I'm going to digress a bit and then come back to the main point. Twenty-five years ago I taught an introductory programming class in C. The previous curriculum had tried hard to defer pointers to the middle of the semester, as K&R does (chapter 7, I think). I decided this was a mistake. Pointers are everywhere in C and without them you can't call scanf or pass an array to a function (or access the command-line arguments or operate on strings or use most of the standard library or return anything that isn't a number…). Looking back a few years later I wrote:

Pointers are an essential part of [C's] solution to the data hiding problem, which is an essential issue. Therefore, they cannot be avoided, and in fact should be addressed as soon as possible. … They presented themselves in the earliest parts of the material not out of perversity, but because they were central to the topic.

I developed a new curriculum that began treating pointers early on, as early as possible, and which then came back to them repeatedly, each time elaborating on the idea. This was a big success. I am certain that it is the right way to do it.

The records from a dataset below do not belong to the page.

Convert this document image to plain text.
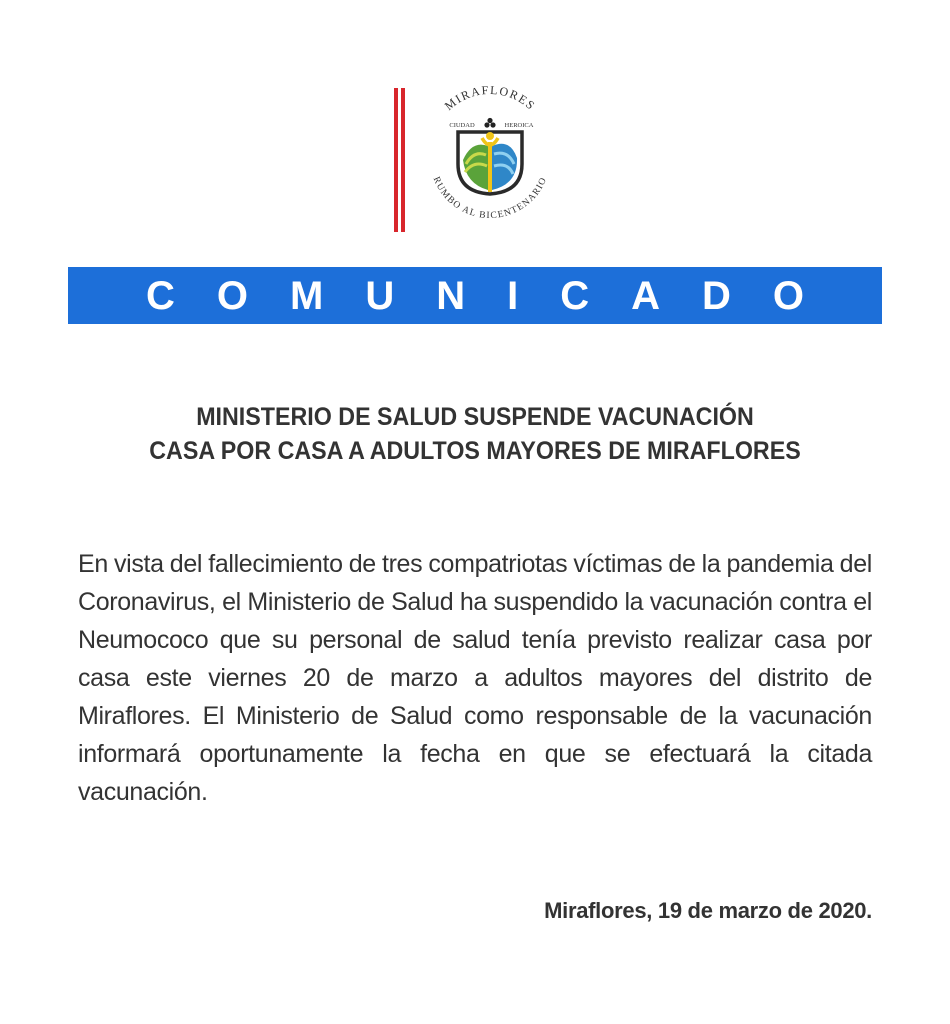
MIRAFLORES
RUMBO AL BICENTENARIO
CIUDAD	HEROICA
COMUNICADO
MINISTERIO DE SALUD SUSPENDE VACUNACIÓN
CASA POR CASA A ADULTOS MAYORES DE MIRAFLORES
En vista del fallecimiento de tres compatriotas víctimas de la pandemia del Coronavirus, el Ministerio de Salud ha suspendido la vacunación contra el Neumococo que su personal de salud tenía previsto realizar casa por casa este viernes 20 de marzo a adultos mayores del distrito de Miraflores. El Ministerio de Salud como responsable de la vacunación informará oportunamente la fecha en que se efectuará la citada vacunación.
Miraflores, 19 de marzo de 2020.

(And I've been intending since 2006 to write an article about K&R's crappy discussion of pointers and how its deficiencies and omissions have been replicated down the years by generation after generation of C programmers.)

I think there's an important pedagogical principle here. A good teacher makes the subject as simple as possible, but no simpler. Many difficult issues, perhaps most, can be ignored, postponed, hidden, prevaricated, fudged, glossed over, or even solved. But some must be met head-on and dealt with, and for these I think the sooner they are met and dealt with, the better.

Push conflicts in Git, like pointers in C, are not minor or peripheral; they are an intrinsic and central issue. Almost everyone is going to run into push conflicts, not eventually, but right away. They are going to be completely stuck until they have dealt with it, so they had better be prepared to deal with it right away.

If I were to write a book about Git, this discussion would be in chapter 2. Dealing with merge conflicts would be in chapter 3. All the other stuff could wait.

That is all I have to say about this. Thank you for your kind attention, and thanks to Sumana Harihareswara and AJ Jordan for inspiration.